Site icon A Black Girl's Guide To Weight Loss

Video Vault: Robyn O’Brien, And The Quest For Real Food

Lovingly dubbed “Food’s Erin Brockovich,” Robyn O’Brien has spent quite a few years doing what this blog has slowly headed toward, which is campaigning for real food. To quote the NYTimes article that covers her:

She grew up in a staunchly Republican family in Houston where lunch at the country club frequented by George and Barbara Bush followed Sunday church services. She was an honors student, earned a master’s degree in business and, like her husband, Jeff, made a living as a financial analyst.

Ms. O’Brien was also the kind of mom who rolled her eyes when the kid with a peanut allergy showed up at the birthday party. Then, about two years ago, she fed her youngest child scrambled eggs. The baby’s face quickly swelled into a grotesque mask. “What did you spray on her?” she screamed at her other children. Little Tory had a severe food allergy, and Ms. O’Brien’s journey had begun.

By late that night, she had designed a universal symbol to identify children with food allergies. She now puts the icon, a green stop sign with an exclamation point, on lunch bags, stickers and even the little charms children use to dress up their Crocs. These products and others are sold on her Web site, AllergyKids.com, which she unveiled, strategically, on Mother’s Day in 2006.
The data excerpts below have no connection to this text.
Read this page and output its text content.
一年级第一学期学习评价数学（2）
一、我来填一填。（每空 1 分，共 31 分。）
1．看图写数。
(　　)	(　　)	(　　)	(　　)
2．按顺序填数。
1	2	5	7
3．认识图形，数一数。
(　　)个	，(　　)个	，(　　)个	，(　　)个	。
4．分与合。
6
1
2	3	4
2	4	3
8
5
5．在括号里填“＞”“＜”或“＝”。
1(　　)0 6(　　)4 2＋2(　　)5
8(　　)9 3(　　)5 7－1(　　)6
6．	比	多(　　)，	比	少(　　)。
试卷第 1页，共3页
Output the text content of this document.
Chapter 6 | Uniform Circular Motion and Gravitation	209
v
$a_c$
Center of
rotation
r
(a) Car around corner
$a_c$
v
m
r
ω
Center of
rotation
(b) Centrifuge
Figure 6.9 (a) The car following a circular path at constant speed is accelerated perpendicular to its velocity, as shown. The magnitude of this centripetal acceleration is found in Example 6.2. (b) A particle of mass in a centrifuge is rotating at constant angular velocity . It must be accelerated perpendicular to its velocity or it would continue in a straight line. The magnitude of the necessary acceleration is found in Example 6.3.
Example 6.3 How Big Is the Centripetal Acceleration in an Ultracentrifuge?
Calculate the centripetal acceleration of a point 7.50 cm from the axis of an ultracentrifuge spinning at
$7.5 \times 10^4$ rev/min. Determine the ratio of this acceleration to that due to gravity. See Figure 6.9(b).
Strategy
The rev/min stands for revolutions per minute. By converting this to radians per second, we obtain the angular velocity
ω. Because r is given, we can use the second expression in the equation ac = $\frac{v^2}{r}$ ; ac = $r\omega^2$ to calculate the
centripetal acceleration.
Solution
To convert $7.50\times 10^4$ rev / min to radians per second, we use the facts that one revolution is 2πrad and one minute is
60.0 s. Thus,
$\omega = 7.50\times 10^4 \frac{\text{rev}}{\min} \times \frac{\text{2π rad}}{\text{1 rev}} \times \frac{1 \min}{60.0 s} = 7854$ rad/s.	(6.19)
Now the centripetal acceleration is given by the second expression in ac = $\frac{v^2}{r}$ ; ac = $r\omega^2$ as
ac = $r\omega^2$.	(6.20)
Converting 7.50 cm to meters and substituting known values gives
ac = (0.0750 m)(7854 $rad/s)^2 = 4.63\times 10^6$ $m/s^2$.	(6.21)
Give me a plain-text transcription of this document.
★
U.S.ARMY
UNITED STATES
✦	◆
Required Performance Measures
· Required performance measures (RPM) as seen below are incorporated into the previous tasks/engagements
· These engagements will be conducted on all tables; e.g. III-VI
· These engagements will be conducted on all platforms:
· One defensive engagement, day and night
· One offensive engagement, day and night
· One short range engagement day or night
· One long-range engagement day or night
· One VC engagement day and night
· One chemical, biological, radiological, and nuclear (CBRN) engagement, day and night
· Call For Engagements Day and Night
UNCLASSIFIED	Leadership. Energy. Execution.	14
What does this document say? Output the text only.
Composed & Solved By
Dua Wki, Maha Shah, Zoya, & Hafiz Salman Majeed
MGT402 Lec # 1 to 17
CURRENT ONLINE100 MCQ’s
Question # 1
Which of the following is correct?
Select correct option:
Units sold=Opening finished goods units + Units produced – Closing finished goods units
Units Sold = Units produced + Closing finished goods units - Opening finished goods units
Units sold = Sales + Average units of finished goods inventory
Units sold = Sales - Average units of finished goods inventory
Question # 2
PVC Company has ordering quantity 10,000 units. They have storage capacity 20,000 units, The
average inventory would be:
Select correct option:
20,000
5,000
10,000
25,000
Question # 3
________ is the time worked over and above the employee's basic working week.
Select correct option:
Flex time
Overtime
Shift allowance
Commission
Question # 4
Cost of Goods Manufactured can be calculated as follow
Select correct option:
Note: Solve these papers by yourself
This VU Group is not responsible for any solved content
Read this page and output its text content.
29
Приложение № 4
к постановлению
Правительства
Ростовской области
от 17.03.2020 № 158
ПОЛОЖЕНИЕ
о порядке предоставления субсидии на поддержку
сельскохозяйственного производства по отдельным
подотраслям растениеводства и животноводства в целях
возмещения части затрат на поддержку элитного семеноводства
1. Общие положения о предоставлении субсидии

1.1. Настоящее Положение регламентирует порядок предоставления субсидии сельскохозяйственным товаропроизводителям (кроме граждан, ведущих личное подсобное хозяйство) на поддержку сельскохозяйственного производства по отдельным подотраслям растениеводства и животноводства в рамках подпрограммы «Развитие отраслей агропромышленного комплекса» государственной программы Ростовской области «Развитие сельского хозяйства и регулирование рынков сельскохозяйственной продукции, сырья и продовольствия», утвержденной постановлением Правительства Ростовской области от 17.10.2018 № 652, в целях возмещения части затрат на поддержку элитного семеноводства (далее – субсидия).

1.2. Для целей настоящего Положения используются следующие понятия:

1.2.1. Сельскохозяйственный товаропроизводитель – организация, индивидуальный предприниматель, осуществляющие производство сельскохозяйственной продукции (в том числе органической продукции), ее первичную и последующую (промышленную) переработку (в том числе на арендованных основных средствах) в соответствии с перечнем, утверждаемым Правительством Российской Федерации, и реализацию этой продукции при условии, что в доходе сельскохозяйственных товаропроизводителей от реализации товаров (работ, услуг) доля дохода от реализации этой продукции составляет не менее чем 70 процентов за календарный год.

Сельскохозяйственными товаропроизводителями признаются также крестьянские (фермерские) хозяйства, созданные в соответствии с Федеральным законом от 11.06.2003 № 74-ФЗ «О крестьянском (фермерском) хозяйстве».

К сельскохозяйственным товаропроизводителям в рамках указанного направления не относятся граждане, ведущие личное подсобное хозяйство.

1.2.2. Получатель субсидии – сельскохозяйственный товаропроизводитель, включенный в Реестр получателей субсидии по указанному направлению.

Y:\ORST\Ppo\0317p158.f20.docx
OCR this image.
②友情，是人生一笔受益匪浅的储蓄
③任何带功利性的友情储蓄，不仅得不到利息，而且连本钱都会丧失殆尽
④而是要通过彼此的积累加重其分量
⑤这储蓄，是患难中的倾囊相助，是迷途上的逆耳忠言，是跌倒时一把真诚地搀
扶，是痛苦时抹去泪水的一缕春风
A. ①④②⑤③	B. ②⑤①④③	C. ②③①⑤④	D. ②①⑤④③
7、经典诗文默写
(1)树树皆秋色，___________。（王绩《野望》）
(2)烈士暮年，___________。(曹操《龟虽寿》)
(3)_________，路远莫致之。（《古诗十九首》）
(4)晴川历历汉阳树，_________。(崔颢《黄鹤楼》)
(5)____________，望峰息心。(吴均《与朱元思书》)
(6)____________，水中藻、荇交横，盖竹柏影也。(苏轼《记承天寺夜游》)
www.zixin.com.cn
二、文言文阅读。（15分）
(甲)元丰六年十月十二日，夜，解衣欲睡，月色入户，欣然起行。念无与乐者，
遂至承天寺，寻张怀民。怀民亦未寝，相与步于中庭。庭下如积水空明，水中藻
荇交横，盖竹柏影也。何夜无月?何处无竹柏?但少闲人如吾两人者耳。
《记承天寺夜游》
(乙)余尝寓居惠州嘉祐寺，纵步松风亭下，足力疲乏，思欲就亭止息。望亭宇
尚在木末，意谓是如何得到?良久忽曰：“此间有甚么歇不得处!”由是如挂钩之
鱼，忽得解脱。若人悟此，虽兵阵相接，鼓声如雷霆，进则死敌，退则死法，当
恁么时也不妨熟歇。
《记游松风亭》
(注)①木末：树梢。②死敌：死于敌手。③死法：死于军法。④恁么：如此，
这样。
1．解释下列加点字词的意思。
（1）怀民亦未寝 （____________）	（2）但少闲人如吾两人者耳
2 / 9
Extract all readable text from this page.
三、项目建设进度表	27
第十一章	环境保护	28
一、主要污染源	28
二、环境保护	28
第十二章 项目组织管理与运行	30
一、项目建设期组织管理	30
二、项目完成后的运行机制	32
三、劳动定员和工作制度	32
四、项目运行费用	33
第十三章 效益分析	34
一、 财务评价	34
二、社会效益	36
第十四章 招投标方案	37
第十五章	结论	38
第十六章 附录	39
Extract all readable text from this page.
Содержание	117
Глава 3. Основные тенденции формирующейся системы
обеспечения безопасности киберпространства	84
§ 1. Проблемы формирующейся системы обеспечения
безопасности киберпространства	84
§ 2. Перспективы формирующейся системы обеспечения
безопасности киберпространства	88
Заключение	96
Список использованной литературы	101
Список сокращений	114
The $30,000 Ms. O’Brien made from the products last year is incidental, she said. Working largely from a laptop on her dining room table, she has looked deep into the perplexing world of childhood food allergies and seen a conspiracy that threatens the health of America’s children. And, she profoundly believes, it is up to her and parents everywhere to stop it.

Her theory — that the food supply is being manipulated with additives, genetic modification, hormones and herbicides, causing increases in allergies, autism and other disorders in children — is not supported by leading researchers or the largest allergy advocacy groups.

That only feeds Ms. O’Brien’s conviction that the influence of what she sees as the profit-hungry food industry runs deep. In just a few dizzying steps, she can take you from a box of Kraft macaroni and cheese to Monsanto’s genetically modified seeds to Donald H. Rumsfeld, who once ran the company that created the sweetener aspartame.

Through creative use of e-mail, relentless inquiry and a persona carefully crafted around the protective mother archetype, Ms. O’Brien has emerged as a populist hero among parents who troll the Internet for any hint about why their children have food allergies.

“You have changed my life … my diet … my health … my spirit … and I thank YOU,” a father who had lost his teenage daughter to anaphylactic shock told her by e-mail.

Ms. O’Brien encourages people to do what she did: throw out as much nonorganic processed food as you can afford to. Avoid anything genetically modified, artificially created or raised with hormones. Don’t eat food with ingredients you can’t pronounce.

Once she cleaned out her cupboards, she said, her four children started behaving better. Their health problems, which her doctor attributed to allergies to milk and other foods, cleared up.

In the video, Robyn (who gos by @unhealthytruth on twitter) does a fair amount of explaining about the money behind the moves made regarding our food supply. It’s an extremely valuable video worth viewing. As we all know, the money is always the motive – not our safety or the lives of our loved ones – and we’d be wise to keep that in mind when we trust nameless, faceless entities with our health.

Robyn’s book, The Unhealthy Truth: One Mother’s Shocking Investigation into the Dangers of America’s Food Supply– and What Every Family Can Do to Protect Itself, is available right now at Amazon, and while I don’t yet own a copy… after viewing this presentation? I’m going to have to check it out.